Denon AVR-2807 review: Denon AVR-2807


At the Consumer Electronics Show in January, we picked the Denon AVR-2807 as the show’s best home audio product. It wasn’t the boldest choice, sure, but unlike many of the show’s pie in the sky products that are vaguely sexy or potentially cool, the AVR-2807 arrived more or less on schedule and is delivered exactly what Denon promised. A little simpler than its big brother, the AVR-4306 everything but the kitchen sink, this receiver still offers a winning combination of impressive features, including HDMI switching and 480p conversion of analog video, automatic speaker calibration and support. integrated for XM satellite radio and Denon’s new iPod dock – sounds great too. In January we stated that the AVR-2807 “seems well positioned to offer the best value for money for your home theater in 2006”. Available for a very reasonable price of $ 1,100, the Denon AVR-2807 met this expectation to the letter.

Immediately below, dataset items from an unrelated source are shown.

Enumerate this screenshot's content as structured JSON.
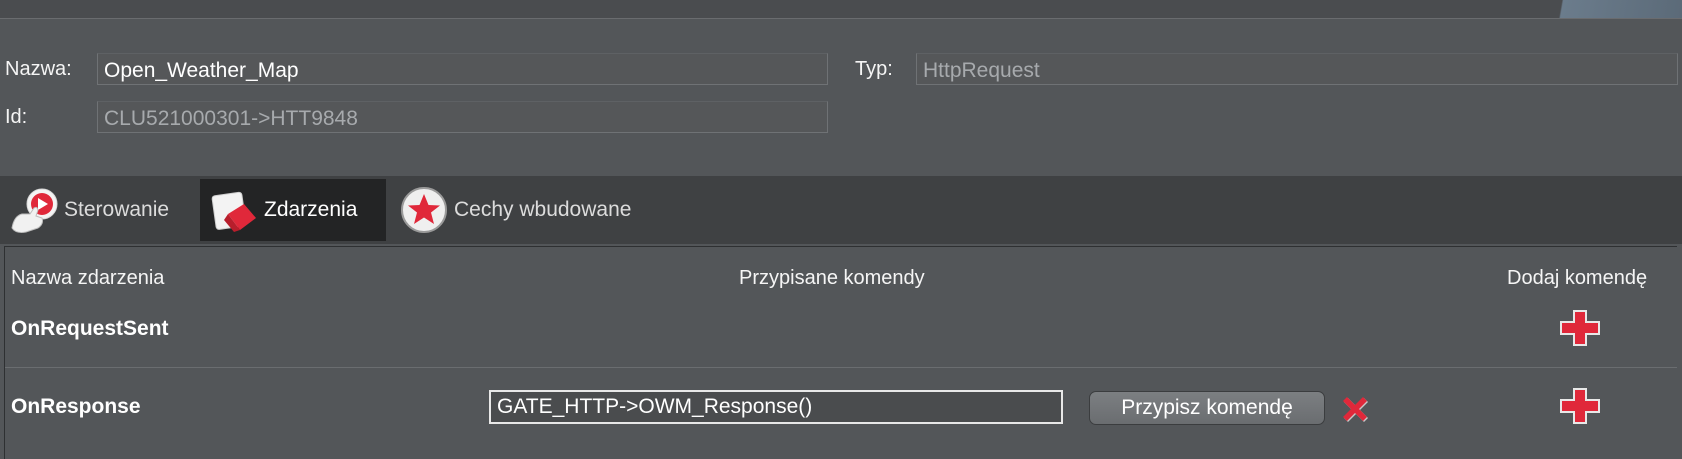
{
  "properties": {
    "name_label": "Nazwa:",
    "name_value": "Open_Weather_Map",
    "id_label": "Id:",
    "id_value": "CLU521000301->HTT9848",
    "type_label": "Typ:",
    "type_value": "HttpRequest"
  },
  "tabs": [
    {
      "label": "Sterowanie",
      "icon": "hand-play-icon",
      "selected": false
    },
    {
      "label": "Zdarzenia",
      "icon": "eraser-icon",
      "selected": true
    },
    {
      "label": "Cechy wbudowane",
      "icon": "star-badge-icon",
      "selected": false
    }
  ],
  "events_table": {
    "headers": {
      "event_name": "Nazwa zdarzenia",
      "assigned_commands": "Przypisane komendy",
      "add_command": "Dodaj komendę"
    },
    "rows": [
      {
        "name": "OnRequestSent",
        "command": ""
      },
      {
        "name": "OnResponse",
        "command": "GATE_HTTP->OWM_Response()"
      }
    ],
    "assign_button_label": "Przypisz komendę"
  },
  "colors": {
    "background": "#535659",
    "tabbar": "#3f4143",
    "selected_tab": "#232425",
    "accent_red": "#e0283a"
  }
}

Editor’s Note: Denon Electronics will not honor the warranty on Denon components purchased from unauthorized resellers or if the original factory serial number has been removed, defaced or replaced. If you are unsure of a particular online or physical retailer, call Denon at 973 / 396-0810.
The Denon AVR-2807 shares the understated design of Denon’s high-end siblings – it keeps most of the lesser-used controls tucked away under a flip-down panel. The receiver is nearly 17 inches deep and weighs nearly 31 pounds. It also emits a lot of heat, so we do not recommend placing the receiver inside a cabinet unless it is well ventilated.

The AVR-2807’s large remote has enough space to deploy many different sized and colored buttons. It’s well organized and easy to use, and we actually preferred it to the touch-screen remotes found on some of the high-end Denon receivers (like the AVR-4306). The disappearance of touch screen menus and controls drove us crazy, but the AVR-2807’s buttons were always exactly where they should be.

Denon’s advanced Audyssey MultEQxt Room EQ auto setup system can enhance the sound for large groups of listeners. With the exception of determining the subwoofer level and the distance to the measurement microphone, the accuracy of the setup was excellent. Either the Denon engineers simplified the autosetup or we’re just getting used to it, but we did it all in 6 minutes versus the 20 minutes of the last Denon autosetup we reviewed (the AVR-4306). While we’ve had decent results with the Audyssey Room EQ (equalization) system in the past, for some reason, we haven’t been able to get much improvement this time around. If you take the time to go through the process a few times, you might get better results. Also, if you like to tinker with audio components, you could enjoy the “manual” EQ program and tweak the nine-band graphic controls to your liking. We did it and created a sound that suited our tastes. The Denon AVR-2807 is a seven times 110 watt receiver that offers a full selection of proprietary Dolby, DTS and surround modes. The connectivity options will meet the needs of even the most complex home theater installations – get a total of seven A / V inputs with S-Video. High-definition sources are also well served: three inputs can be switched to accept component video and two more can handle HDMI. Better yet, any analog source (composite, component or S-Video) can be converted to component or HDMI output at 480i or 480p resolution. The 480p progressive scan option is particularly important because it maximizes compatibility with HDTVs; many older models cannot accept a 480i video signal over HDMI.